Thursday, October 05, 2006

Iraq Meltdown

As omnipresent as the Foley scandal is in the media, and as destructive as it looks to be to the Bushite Republicans, it may yet be eclipsed by a total meltdown in Iraq before election day.

That's how rapidly things seem to be falling apart there, based on facts being reported, the tenor of on the ground reporting from Iraq, and how it smells from this distance.

The ever-escalating (and underreported) violence has suddenly jumped again. Against the U.S., an unprecedented number-- 13 soldiers-- have been killed in three days. At least 24 soldiers and Marines have been killed since Saturday, and planted bomb explosions are at an all time high.

This may be partly due to Americans getting back into the streets (though not, CNN reports, in a really massive way) to try to blunt the increasing violence of insurgency, which some analysts say is more clearly becoming a civil war situation of Shia and Sunni.

Maybe it's because I haven't been watching cable news, but reporters now in Iraq aired by CNN have been devastatingly direct on how bad the situation is, how much worse than the Bush people say or even military officials admit, and how much terrorists and Iran are benefitting from the chaos.
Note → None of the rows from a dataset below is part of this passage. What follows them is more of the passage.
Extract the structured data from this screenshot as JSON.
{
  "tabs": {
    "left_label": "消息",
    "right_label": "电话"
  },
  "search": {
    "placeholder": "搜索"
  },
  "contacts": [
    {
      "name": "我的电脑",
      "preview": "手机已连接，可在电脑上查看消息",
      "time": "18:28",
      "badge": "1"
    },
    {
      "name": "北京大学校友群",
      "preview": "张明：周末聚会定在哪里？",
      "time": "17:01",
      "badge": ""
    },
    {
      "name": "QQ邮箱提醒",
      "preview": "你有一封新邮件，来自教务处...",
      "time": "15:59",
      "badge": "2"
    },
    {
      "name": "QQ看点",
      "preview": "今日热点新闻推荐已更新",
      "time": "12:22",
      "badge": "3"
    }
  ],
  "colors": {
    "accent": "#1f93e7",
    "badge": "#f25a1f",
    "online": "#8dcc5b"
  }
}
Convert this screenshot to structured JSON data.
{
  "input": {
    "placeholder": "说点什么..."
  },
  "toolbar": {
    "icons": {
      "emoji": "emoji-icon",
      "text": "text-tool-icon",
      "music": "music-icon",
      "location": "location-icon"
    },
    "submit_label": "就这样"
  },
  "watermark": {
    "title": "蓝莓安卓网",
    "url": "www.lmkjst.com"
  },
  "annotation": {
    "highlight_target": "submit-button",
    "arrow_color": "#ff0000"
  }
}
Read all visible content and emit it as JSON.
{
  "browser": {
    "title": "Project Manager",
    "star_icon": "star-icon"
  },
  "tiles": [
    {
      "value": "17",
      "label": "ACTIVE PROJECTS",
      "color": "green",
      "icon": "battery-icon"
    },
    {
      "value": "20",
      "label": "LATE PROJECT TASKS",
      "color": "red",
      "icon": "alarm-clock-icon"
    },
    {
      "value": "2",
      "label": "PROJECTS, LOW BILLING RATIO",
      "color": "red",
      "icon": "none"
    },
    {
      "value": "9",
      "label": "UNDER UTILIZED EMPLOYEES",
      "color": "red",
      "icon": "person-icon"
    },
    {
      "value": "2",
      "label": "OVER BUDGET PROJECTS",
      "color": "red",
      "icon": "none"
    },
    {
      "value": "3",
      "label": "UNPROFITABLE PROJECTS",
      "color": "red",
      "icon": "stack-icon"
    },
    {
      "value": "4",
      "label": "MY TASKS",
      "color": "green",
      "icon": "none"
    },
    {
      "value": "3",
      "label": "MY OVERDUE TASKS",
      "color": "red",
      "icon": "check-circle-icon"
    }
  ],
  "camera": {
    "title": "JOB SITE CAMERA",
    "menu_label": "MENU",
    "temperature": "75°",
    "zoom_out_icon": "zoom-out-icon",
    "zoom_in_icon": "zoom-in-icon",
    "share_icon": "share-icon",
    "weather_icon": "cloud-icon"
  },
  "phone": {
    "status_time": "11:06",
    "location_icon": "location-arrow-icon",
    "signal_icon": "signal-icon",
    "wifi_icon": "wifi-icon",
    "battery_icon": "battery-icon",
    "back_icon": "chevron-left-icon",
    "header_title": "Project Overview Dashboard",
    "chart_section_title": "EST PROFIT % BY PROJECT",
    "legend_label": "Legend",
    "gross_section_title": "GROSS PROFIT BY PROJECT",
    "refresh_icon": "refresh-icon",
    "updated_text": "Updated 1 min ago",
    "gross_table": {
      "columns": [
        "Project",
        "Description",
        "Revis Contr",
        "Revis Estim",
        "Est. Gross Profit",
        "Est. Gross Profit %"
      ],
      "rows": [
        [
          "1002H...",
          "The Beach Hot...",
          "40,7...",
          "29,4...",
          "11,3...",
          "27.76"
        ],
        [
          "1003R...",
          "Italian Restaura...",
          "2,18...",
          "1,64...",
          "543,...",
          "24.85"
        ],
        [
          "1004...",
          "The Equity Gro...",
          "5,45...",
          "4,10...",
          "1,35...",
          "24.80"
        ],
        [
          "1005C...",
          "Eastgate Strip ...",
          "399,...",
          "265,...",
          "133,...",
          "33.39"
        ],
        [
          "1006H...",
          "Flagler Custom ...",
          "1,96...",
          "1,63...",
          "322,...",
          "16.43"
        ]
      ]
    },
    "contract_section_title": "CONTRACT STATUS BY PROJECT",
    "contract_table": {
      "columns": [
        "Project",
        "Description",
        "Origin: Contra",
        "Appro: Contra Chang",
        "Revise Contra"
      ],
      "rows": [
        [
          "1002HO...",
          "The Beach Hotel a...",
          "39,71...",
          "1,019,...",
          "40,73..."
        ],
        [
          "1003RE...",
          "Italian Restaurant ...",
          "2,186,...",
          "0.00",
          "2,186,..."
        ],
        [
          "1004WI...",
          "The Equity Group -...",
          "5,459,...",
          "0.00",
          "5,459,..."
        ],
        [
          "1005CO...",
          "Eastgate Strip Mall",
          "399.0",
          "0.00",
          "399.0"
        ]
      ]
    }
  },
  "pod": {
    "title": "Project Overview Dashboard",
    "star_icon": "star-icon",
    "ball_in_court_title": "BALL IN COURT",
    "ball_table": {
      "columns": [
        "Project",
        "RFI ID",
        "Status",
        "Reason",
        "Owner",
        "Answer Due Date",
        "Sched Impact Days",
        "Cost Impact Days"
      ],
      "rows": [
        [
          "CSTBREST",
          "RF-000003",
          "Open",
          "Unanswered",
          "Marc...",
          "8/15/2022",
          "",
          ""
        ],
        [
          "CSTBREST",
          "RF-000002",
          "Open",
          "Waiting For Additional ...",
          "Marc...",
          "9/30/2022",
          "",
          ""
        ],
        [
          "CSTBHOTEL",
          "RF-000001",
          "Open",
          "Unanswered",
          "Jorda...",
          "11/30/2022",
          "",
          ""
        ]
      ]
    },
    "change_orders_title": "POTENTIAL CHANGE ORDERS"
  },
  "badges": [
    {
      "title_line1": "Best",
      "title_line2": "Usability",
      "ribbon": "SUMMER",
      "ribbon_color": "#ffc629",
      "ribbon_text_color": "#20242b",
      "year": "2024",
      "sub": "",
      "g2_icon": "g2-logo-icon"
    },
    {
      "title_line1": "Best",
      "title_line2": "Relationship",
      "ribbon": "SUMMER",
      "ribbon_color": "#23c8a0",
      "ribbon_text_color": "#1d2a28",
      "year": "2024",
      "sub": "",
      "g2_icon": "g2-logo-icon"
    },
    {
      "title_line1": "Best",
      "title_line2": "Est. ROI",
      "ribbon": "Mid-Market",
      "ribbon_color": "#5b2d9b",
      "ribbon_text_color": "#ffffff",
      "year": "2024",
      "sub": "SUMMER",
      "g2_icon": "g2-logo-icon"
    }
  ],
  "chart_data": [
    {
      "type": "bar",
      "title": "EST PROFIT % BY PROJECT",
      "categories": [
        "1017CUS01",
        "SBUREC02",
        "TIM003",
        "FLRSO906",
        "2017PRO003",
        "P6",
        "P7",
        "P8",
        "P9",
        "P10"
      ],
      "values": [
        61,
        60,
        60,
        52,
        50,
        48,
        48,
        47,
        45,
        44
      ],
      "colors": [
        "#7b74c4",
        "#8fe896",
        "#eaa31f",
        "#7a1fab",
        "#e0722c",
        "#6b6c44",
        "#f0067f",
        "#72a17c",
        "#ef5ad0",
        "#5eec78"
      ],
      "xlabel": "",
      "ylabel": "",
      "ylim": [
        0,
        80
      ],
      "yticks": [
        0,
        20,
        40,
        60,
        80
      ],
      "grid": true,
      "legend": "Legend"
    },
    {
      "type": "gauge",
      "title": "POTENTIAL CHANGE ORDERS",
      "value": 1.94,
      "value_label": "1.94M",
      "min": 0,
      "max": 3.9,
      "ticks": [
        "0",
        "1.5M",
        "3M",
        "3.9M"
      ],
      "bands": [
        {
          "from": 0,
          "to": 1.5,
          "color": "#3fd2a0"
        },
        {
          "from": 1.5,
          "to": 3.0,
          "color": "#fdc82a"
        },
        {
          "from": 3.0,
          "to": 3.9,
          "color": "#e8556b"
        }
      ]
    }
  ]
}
I don't remember reporting like this at any point during the Vietnam war.

The effect of rampant violence and growing panic on the central government is the most proximate worry. It is a clearly ineffective government, and the Iraqi forces are more obviously compromised, harboring militias for various factions. Yesterday an entire Iraqi police brigade of 800 to 1200 officers (the Post estimates) was "pulled out of service and placed under investigation for alleged complicity with death squads.

Condi Rice's surprise visit underscores the concern: if the even symbolic central government falls, it will be impossible for the Bush administration to conceal the reality of full fledged civil war in Iraq, and the very dangerous position of U.S. troops and civilians in Iraq.